Clos Fourtet’s 20-year vertical, 2001-2020, showed off the journey of the Cuvelier family at this St-Emilion 1GCC property since they purchased it in 2001. I could taste and smell the gradual shift towards less oak influence – down from 18 months in 80% new barrels for the 2001 vintage to 40% in barrel samples of 2022.

Rather than a simple older-to-younger line-up, wine flights were divided by style. In comparing those from lighter years together, then a group from sunny vintages, such as 2003, I was surprised to detect in all of them the freshness that comes from vines growing on the limestone plateau.

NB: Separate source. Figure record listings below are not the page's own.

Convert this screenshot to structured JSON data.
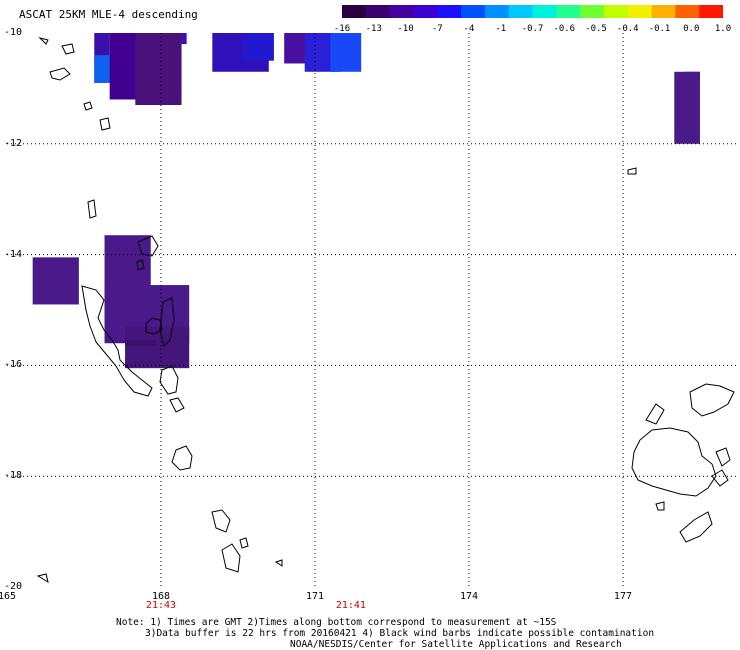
{
  "title": "ASCAT 25KM MLE-4 descending",
  "colorbar": {
    "ticks": [
      "-16",
      "-13",
      "-10",
      "-7",
      "-4",
      "-1",
      "-0.7",
      "-0.6",
      "-0.5",
      "-0.4",
      "-0.1",
      "0.0",
      "1.0"
    ],
    "colors": [
      "#2a0040",
      "#3a0070",
      "#4400a0",
      "#3a00d0",
      "#1a10ff",
      "#0050ff",
      "#0090ff",
      "#00c8ff",
      "#00f0e0",
      "#20ff90",
      "#70ff30",
      "#c0ff00",
      "#f0f000",
      "#ffb000",
      "#ff6000",
      "#ff1800"
    ]
  },
  "map": {
    "lon_labels": [
      "165",
      "168",
      "171",
      "174",
      "177"
    ],
    "lat_labels": [
      "-10",
      "-12",
      "-14",
      "-16",
      "-18",
      "-20"
    ],
    "time_labels": [
      "21:43",
      "21:41"
    ],
    "lon_range": [
      165,
      178.5
    ],
    "lat_range": [
      -20,
      -10
    ],
    "swath_cells": [
      {
        "lon0": 166.7,
        "lon1": 167.0,
        "lat0": -10.0,
        "lat1": -10.9,
        "color": "#3a10a8"
      },
      {
        "lon0": 166.7,
        "lon1": 167.1,
        "lat0": -10.4,
        "lat1": -10.9,
        "color": "#1060f0"
      },
      {
        "lon0": 167.0,
        "lon1": 168.4,
        "lat0": -10.0,
        "lat1": -11.2,
        "color": "#420090"
      },
      {
        "lon0": 167.5,
        "lon1": 168.4,
        "lat0": -10.0,
        "lat1": -11.3,
        "color": "#48127a"
      },
      {
        "lon0": 168.4,
        "lon1": 168.5,
        "lat0": -10.0,
        "lat1": -10.2,
        "color": "#3a10c0"
      },
      {
        "lon0": 169.0,
        "lon1": 170.1,
        "lat0": -10.0,
        "lat1": -10.7,
        "color": "#3010b8"
      },
      {
        "lon0": 169.6,
        "lon1": 170.2,
        "lat0": -10.0,
        "lat1": -10.5,
        "color": "#2218d0"
      },
      {
        "lon0": 170.4,
        "lon1": 171.1,
        "lat0": -10.0,
        "lat1": -10.55,
        "color": "#4810a0"
      },
      {
        "lon0": 170.8,
        "lon1": 171.5,
        "lat0": -10.0,
        "lat1": -10.7,
        "color": "#2a20d8"
      },
      {
        "lon0": 171.3,
        "lon1": 171.9,
        "lat0": -10.0,
        "lat1": -10.7,
        "color": "#1848f8"
      },
      {
        "lon0": 178.0,
        "lon1": 178.5,
        "lat0": -10.7,
        "lat1": -12.0,
        "color": "#4a1a8a"
      },
      {
        "lon0": 178.2,
        "lon1": 178.5,
        "lat0": -10.7,
        "lat1": -10.85,
        "color": "#4a1a8a"
      },
      {
        "lon0": 165.5,
        "lon1": 166.4,
        "lat0": -14.05,
        "lat1": -14.9,
        "color": "#4a1a8a"
      },
      {
        "lon0": 166.9,
        "lon1": 167.8,
        "lat0": -13.65,
        "lat1": -15.3,
        "color": "#4a1a8a"
      },
      {
        "lon0": 166.9,
        "lon1": 168.55,
        "lat0": -14.55,
        "lat1": -15.6,
        "color": "#4a1a8a"
      },
      {
        "lon0": 167.3,
        "lon1": 168.55,
        "lat0": -15.3,
        "lat1": -16.05,
        "color": "#44167c"
      },
      {
        "lon0": 167.3,
        "lon1": 167.9,
        "lat0": -15.55,
        "lat1": -15.65,
        "color": "#3a0e6a"
      }
    ]
  },
  "notes": [
    "Note: 1) Times are GMT 2)Times along bottom correspond to measurement at ~15S",
    "3)Data buffer is 22 hrs from 20160421 4) Black wind barbs indicate possible contamination",
    "NOAA/NESDIS/Center for Satellite Applications and Research"
  ]
}
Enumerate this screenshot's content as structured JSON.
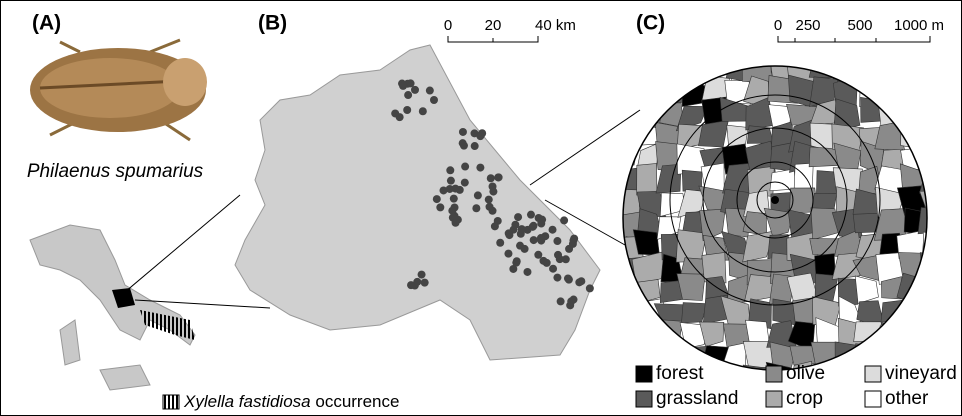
{
  "panels": {
    "a": {
      "label": "(A)",
      "species": "Philaenus spumarius",
      "xylella": {
        "species": "Xylella fastidiosa",
        "text": "occurrence"
      }
    },
    "b": {
      "label": "(B)",
      "scale": [
        "0",
        "20",
        "40 km"
      ]
    },
    "c": {
      "label": "(C)",
      "scale": [
        "0",
        "250",
        "500",
        "1000 m"
      ],
      "legend": [
        {
          "label": "forest",
          "color": "#000000"
        },
        {
          "label": "olive",
          "color": "#8a8a8a"
        },
        {
          "label": "vineyard",
          "color": "#dcdcdc"
        },
        {
          "label": "grassland",
          "color": "#5a5a5a"
        },
        {
          "label": "crop",
          "color": "#ababab"
        },
        {
          "label": "other",
          "color": "#ffffff"
        }
      ]
    }
  }
}
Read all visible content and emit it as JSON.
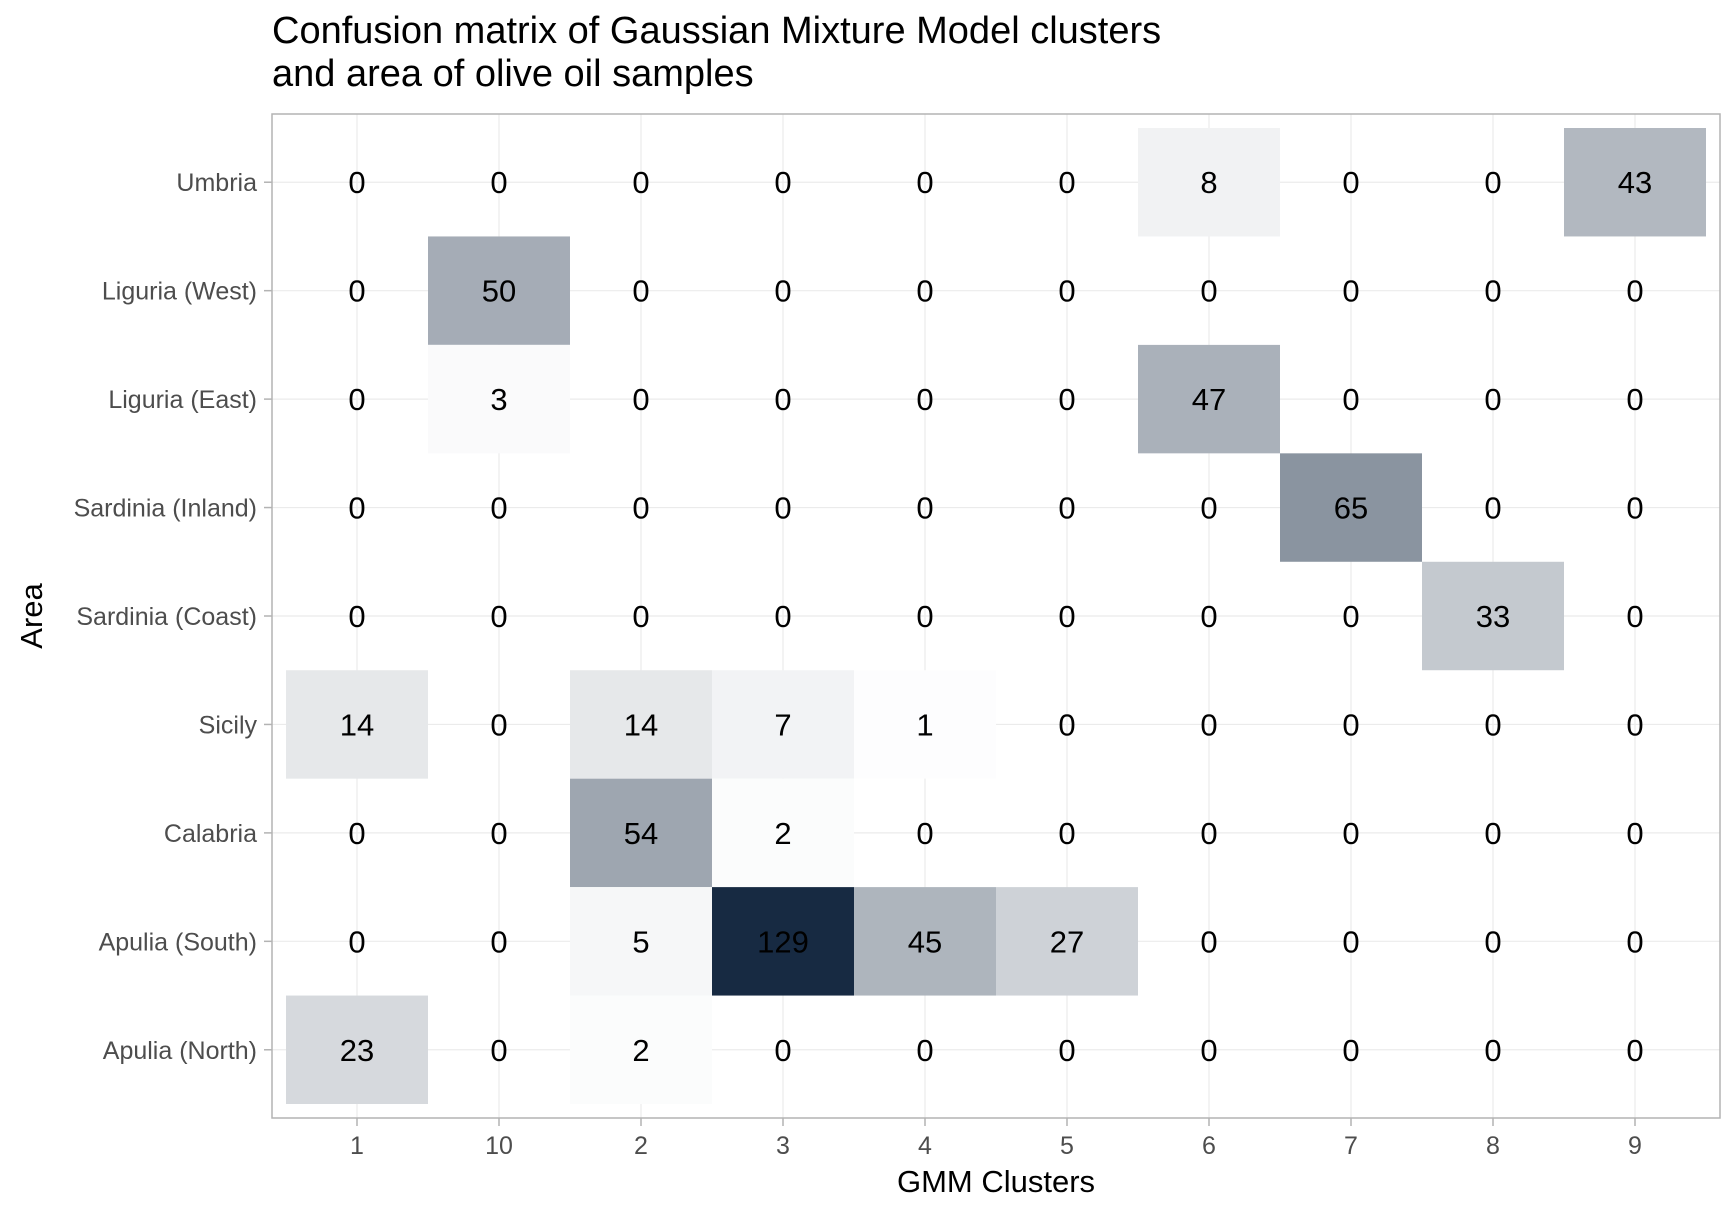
{
  "chart_data": {
    "type": "heatmap",
    "title_lines": [
      "Confusion matrix of Gaussian Mixture Model clusters",
      "and area of olive oil samples"
    ],
    "xlabel": "GMM Clusters",
    "ylabel": "Area",
    "x_categories": [
      "1",
      "10",
      "2",
      "3",
      "4",
      "5",
      "6",
      "7",
      "8",
      "9"
    ],
    "y_categories": [
      "Umbria",
      "Liguria (West)",
      "Liguria (East)",
      "Sardinia (Inland)",
      "Sardinia (Coast)",
      "Sicily",
      "Calabria",
      "Apulia (South)",
      "Apulia (North)"
    ],
    "values": [
      [
        0,
        0,
        0,
        0,
        0,
        0,
        8,
        0,
        0,
        43
      ],
      [
        0,
        50,
        0,
        0,
        0,
        0,
        0,
        0,
        0,
        0
      ],
      [
        0,
        3,
        0,
        0,
        0,
        0,
        47,
        0,
        0,
        0
      ],
      [
        0,
        0,
        0,
        0,
        0,
        0,
        0,
        65,
        0,
        0
      ],
      [
        0,
        0,
        0,
        0,
        0,
        0,
        0,
        0,
        33,
        0
      ],
      [
        14,
        0,
        14,
        7,
        1,
        0,
        0,
        0,
        0,
        0
      ],
      [
        0,
        0,
        54,
        2,
        0,
        0,
        0,
        0,
        0,
        0
      ],
      [
        0,
        0,
        5,
        129,
        45,
        27,
        0,
        0,
        0,
        0
      ],
      [
        23,
        0,
        2,
        0,
        0,
        0,
        0,
        0,
        0,
        0
      ]
    ],
    "color_scale": {
      "low": "#ffffff",
      "high": "#172a42",
      "min": 0,
      "max": 129
    },
    "grid": true,
    "legend": "none"
  }
}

Among the Les Iconiques set, a shining, deep 2001 stood out, while in Les Exceptionnels, great vintages 2005, ’10, ’16, ’18, ’19 and ’20 wowed with the kind of succulent fruit evident in the 1998 and 1989 with dinner. It was clear that the château never embraced the supercharged, opulent style favoured by (now-retired) critic Robert Parker as so many St-Emilion estates did.

Medoc seduction

I could hear church bells ringing in the distance at the beginning of Château Ducru-Beaucaillou’s 20-year vertical – from 2003, when current owner Bruno Borie took over managing his family’s property, to 2022. Older vintages poured at an extravagant four-hour lunch, such as the 64-year-old cedar-scented 1959, were serious evidence of the wines’ longevity.

Borie, too, divided wines into groups, with names such as Challenges (such as 2013), Greats (2010), Underestimated (2017), Classics (2016), Excellence: a New Era (since 2018). They were nods to other dimensions to consider during a vertical tasting. Was 2017 really underestimated? At Ducru, yes.

With the 2004 vintage, Borie began changing viticulture and winemaking, lowering yields, fine-tuning the vineyard, and investing in a new cellar. The gradual effects show up in the subsequent vintages, especially with silkier, softer tannins. And especially from 2016, the wines seem more seductive, plush and rich.

Time travel

There’s another aspect to vertical tastings that tantalises me: they carry us into the past. With Saint-Marcellin cheese at the Ducru lunch, we sipped a still intensely flavoured 1923 and a delicate, fading 1920, the year of the estate’s 200th anniversary. I savoured the latter while recalling that this was the year America gave women the right to vote.

In my glass this month

Château Smith Haut Lafitte, CCG 2010 (US$188-$220 Benchmark, K&L, Rye Brook, Saratoga Wine Exchange). I’ve attended several vertical tastings of this Pessac-Léognan red at the château, but I pulled this great vintage from my cellar for a family birthday celebration. Glossy and vibrant, with gorgeous fruit, balance and savour, it’s ageing beautifully. And I give it the edge over the much-ballyhooed 2009.